A couple of years ago, I
did not understood why my libertarian and objectivist comrades were
effervescent about Christopher Hitchens.
For a while, Michael Stuart Kelly allocated space to the
“Christopher Hitchens Watch” on his Objectivist Living discussion board. I have another friend, a conservative in the basic meaning of that word in American politics - not a libertarian and certainly not an Objectivist. She told me that when Hitchens died, she felt that the universe had cheated her.
I finally viewed a YouTube video of Hitchens debating D’nesh
Desouza. As much as I instantly liked
Hitchens, I had to give the debate to Desouza. I was impressed with the fact
that the more he drank, the more compelling grew Hitchens’s elocution.
In 93 pages, I learned three new words: inanition,
imbricated, and lambent.
The last flight he took before he received the diagnosis
included his millionth mile with United Airlines, earning him free upgrades for
life. He soon realized that his American
Express card had an expiration date farther out than his own. Hitchens invested
increasingly rare ink reflecting on religion, specifically the various
expressions of it by others: some prayed for him; others blogged that he was
getting what he deserved.

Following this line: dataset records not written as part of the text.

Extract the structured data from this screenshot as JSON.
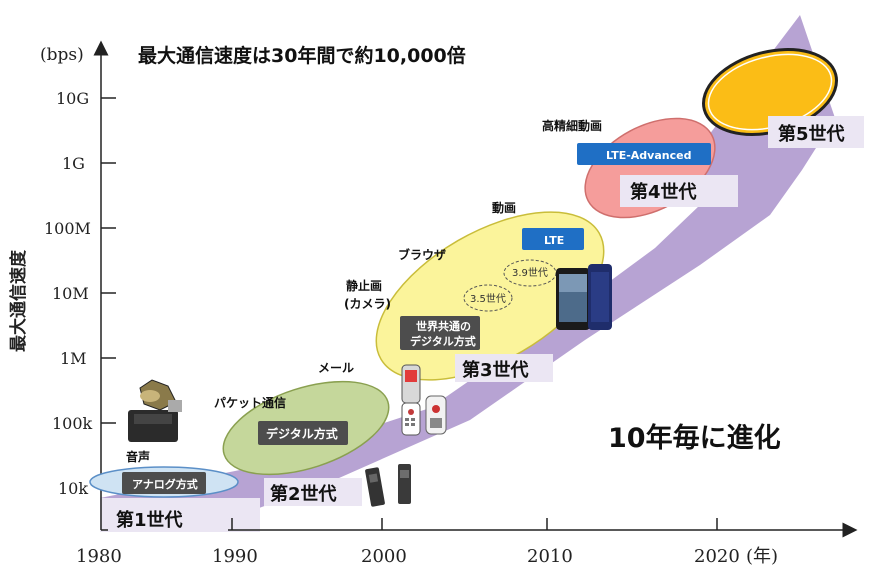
{
  "headline": "最大通信速度は30年間で約10,000倍",
  "y_unit": "(bps)",
  "y_axis_title": "最大通信速度",
  "y_ticks": [
    "10G",
    "1G",
    "100M",
    "10M",
    "1M",
    "100k",
    "10k"
  ],
  "x_ticks": [
    "1980",
    "1990",
    "2000",
    "2010",
    "2020"
  ],
  "x_unit": "(年)",
  "tagline": "10年毎に進化",
  "generations": {
    "g1": "第1世代",
    "g2": "第2世代",
    "g3": "第3世代",
    "g4": "第4世代",
    "g5": "第5世代"
  },
  "methods": {
    "analog": "アナログ方式",
    "digital": "デジタル方式",
    "global_digital_1": "世界共通の",
    "global_digital_2": "デジタル方式",
    "lte": "LTE",
    "lte_advanced": "LTE-Advanced",
    "g35": "3.5世代",
    "g39": "3.9世代"
  },
  "uses": {
    "voice": "音声",
    "packet": "パケット通信",
    "mail": "メール",
    "still_1": "静止画",
    "still_2": "(カメラ)",
    "browser": "ブラウザ",
    "video": "動画",
    "hd_video": "高精細動画"
  },
  "colors": {
    "arrow": "#b7a3d3",
    "band": "#ebe6f3",
    "gen1": "#cfe3f3",
    "gen2": "#c5d79b",
    "gen3": "#fbf49b",
    "gen4": "#f59d9b",
    "gen5": "#fbbd16",
    "badge_dark": "#4d4d4d",
    "badge_blue": "#1f6fc5"
  }
}
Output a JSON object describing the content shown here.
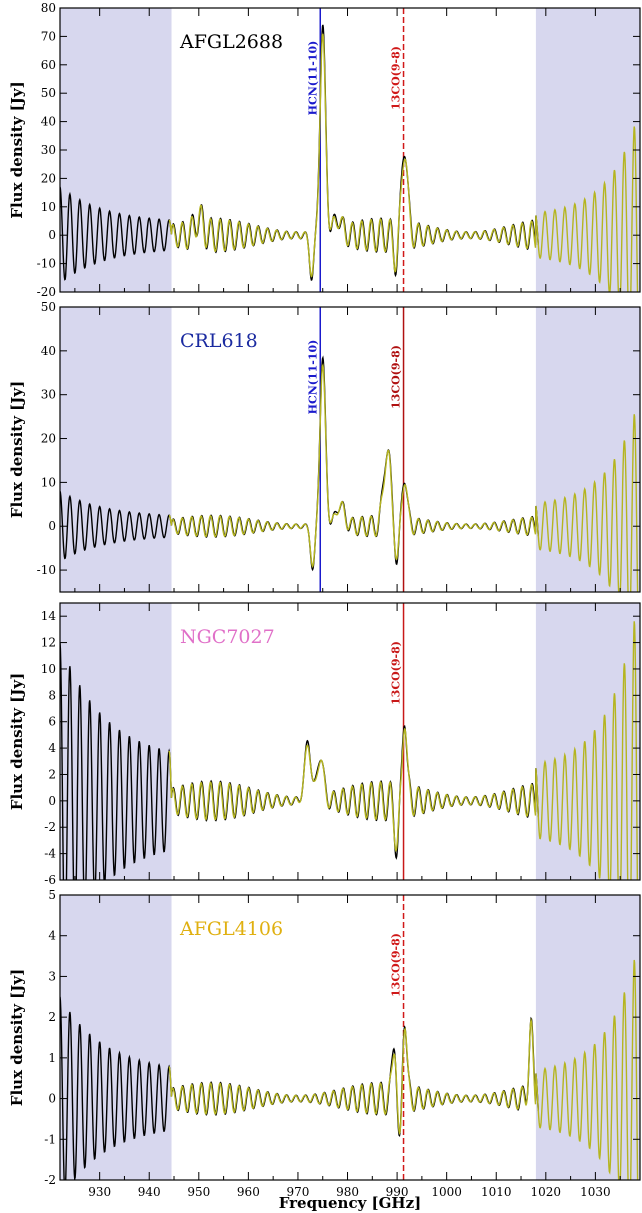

In all, he
suffered 19 months of chemo-therapy and radiation, to die at an age 13 years
younger than his father who was taken quickly by the same cancer. Hitchens
convinced me that when the time comes, I am better off to eschew the treatments
and bring the curtain down without an encore.
“You are tapped on the shoulder and told ‘The party’s
over.’ Worse, what you are told is that
the party is going on but that you have to leave.” -- Live presentation not in this book.